PINTAR press release, 1 July 2022
The Indonesian government must strengthen measures to ensure the safety, operation and involvement of pharmacy personnel in future pandemic response efforts, a new study in Indonesia has revealed.
Researchers from Indonesia, Australia, and the UK interviewed pharmacists and pharmacy technicians to explore their experiences, safety concerns, and attitudes during the COVID-19 outbreaks in Indonesia, a country recording more than six million cases and 150 thousand deaths due to COVID-19. The results were published today in PLOS Global Public Health.
“We conducted 21 in-depth interviews with staff recruited from 16 provinces,” says lead author Dr Luh Putu Lila Wulandari. “Most participants were pharmacists that had been working in the same establishment, including large retail chain and independent small pharmacies, for at least three years.”
Pharmacists and pharmacy technicians reported increased demand for their services because people were worried about being forced into hospital quarantine if they were found to be infected with COVID-19 when visiting clinics and hospitals. Some community pharmacies also managed to maintain, and even increase, their services through remote sales.
Community pharmacies reported significant challenges. Pharmacists and pharmacy technicians not only felt highly exposed to the virus, but they also reported higher costs and frequent stockouts of face masks, hand sanitizers, and medicines. Although this was a worldwide problem during the acute phases of the outbreak, it was particularly challenging in low- and middle-income countries where supply chains are more vulnerable to stockouts.
Community pharmacies as key players in the health system
Community pharmacies are traditionally the first point of contact between clients and the health system in many countries, especially where the availability of public health services is limited.
COVID-19 has highlighted the critical role that these providers play in the health system, especially as many primary health centres (so-called puskesmas) were forced to shut down due to high infection rates among health workers. At the start of the outbreak, the Indonesian government urged pharmacies to stay open and ensure access to medicines and personal protective equipment (PPE), disseminate information on COVID-19 and refer clients to health facilities.
In addition to the large number of community pharmacies, informal drug outlets are also prolific in Indonesia. However, the study could only focus on licensed pharmacies, as Dr Luh Putu Lila Wulandari explains:
“At the time of data collection, lockdown measures prevented us from capturing the views and experiences of informal drug outlets. It is important to recognise the critical of these providers as sources of medicines and PPE in Indonesia.”
Providing health advice and promoting appropriate use of antibiotics
Most participants were interested in receiving regular updates about COVID-19 and listed the Ministry of Health, the District Health Office, and the Indonesian Pharmacist Associations as reliable information sources.
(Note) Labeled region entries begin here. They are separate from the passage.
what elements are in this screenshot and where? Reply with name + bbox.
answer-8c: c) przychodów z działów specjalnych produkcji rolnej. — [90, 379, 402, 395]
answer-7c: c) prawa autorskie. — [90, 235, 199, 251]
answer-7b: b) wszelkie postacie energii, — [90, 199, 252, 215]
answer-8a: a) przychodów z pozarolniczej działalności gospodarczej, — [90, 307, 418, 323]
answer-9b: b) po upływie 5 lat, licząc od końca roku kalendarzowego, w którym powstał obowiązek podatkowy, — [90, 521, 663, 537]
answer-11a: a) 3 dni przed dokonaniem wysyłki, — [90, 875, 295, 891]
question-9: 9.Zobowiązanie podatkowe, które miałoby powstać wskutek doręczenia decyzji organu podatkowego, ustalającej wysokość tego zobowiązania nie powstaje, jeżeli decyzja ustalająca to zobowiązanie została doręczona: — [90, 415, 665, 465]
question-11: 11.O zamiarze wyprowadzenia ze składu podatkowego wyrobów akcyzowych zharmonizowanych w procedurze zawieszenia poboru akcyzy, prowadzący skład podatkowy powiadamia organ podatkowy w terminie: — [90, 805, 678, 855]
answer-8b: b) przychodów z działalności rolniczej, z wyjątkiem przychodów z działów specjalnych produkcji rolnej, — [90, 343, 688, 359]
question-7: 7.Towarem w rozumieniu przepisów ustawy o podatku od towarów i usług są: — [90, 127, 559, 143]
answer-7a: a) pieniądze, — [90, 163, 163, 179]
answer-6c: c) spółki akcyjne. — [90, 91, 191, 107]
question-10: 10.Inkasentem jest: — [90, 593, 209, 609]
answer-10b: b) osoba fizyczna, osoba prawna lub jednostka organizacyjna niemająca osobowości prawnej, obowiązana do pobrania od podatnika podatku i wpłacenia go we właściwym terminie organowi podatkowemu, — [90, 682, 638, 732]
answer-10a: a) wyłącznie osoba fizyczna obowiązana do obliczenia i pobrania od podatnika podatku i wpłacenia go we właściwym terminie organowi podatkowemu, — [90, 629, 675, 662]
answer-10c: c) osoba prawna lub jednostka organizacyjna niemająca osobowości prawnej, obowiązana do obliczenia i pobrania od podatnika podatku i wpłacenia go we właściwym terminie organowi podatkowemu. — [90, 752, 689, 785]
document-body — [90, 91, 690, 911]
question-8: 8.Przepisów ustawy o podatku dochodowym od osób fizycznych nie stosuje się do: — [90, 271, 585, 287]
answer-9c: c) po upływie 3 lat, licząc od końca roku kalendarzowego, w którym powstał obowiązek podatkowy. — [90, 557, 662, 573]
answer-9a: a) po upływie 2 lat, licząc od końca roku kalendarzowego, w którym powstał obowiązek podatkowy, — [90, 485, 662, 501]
By contrast, some participants were concerned that information spread via social media could be false or inaccurate.
“Another concerning finding from this study is the steep increase in the demand for antibiotics, even if these medicines are not recommended for the management of COVID-19,” explains Dr Marco Liverani from the London School of Hygiene & Tropical Medicine, who co-led the study.
The inappropriate use of these precious medicines leads to antimicrobial resistance. As such, the government should implement additional regulatory measures to monitor antibiotic use and raise awareness about the importance of using such medicines appropriately during this pandemic and in future emergencies.
This research is part of PINTAR (Protecting Indonesia from the Threat of Antibiotic Resistance), a larger study that aims to improve antibiotic dispensing in the community and combat the spread of antimicrobial resistance. Both studies are led by the Kirby Institute of Australia’s University of New South Wales (UNSW) in collaboration with Universitas Gadjah Mada and Universitas Sebelas Maret in Indonesia, the Indonesian Ministry of Health, the London School of Hygiene & Tropical Medicine and the University College London in the UK, and The George Institute for Global Health at UNSW Sydney.
The study is supported by a grant from the Indo-Pacific Centre for Health Security (DFAT) under the Australian Government’s Health Security Initiative.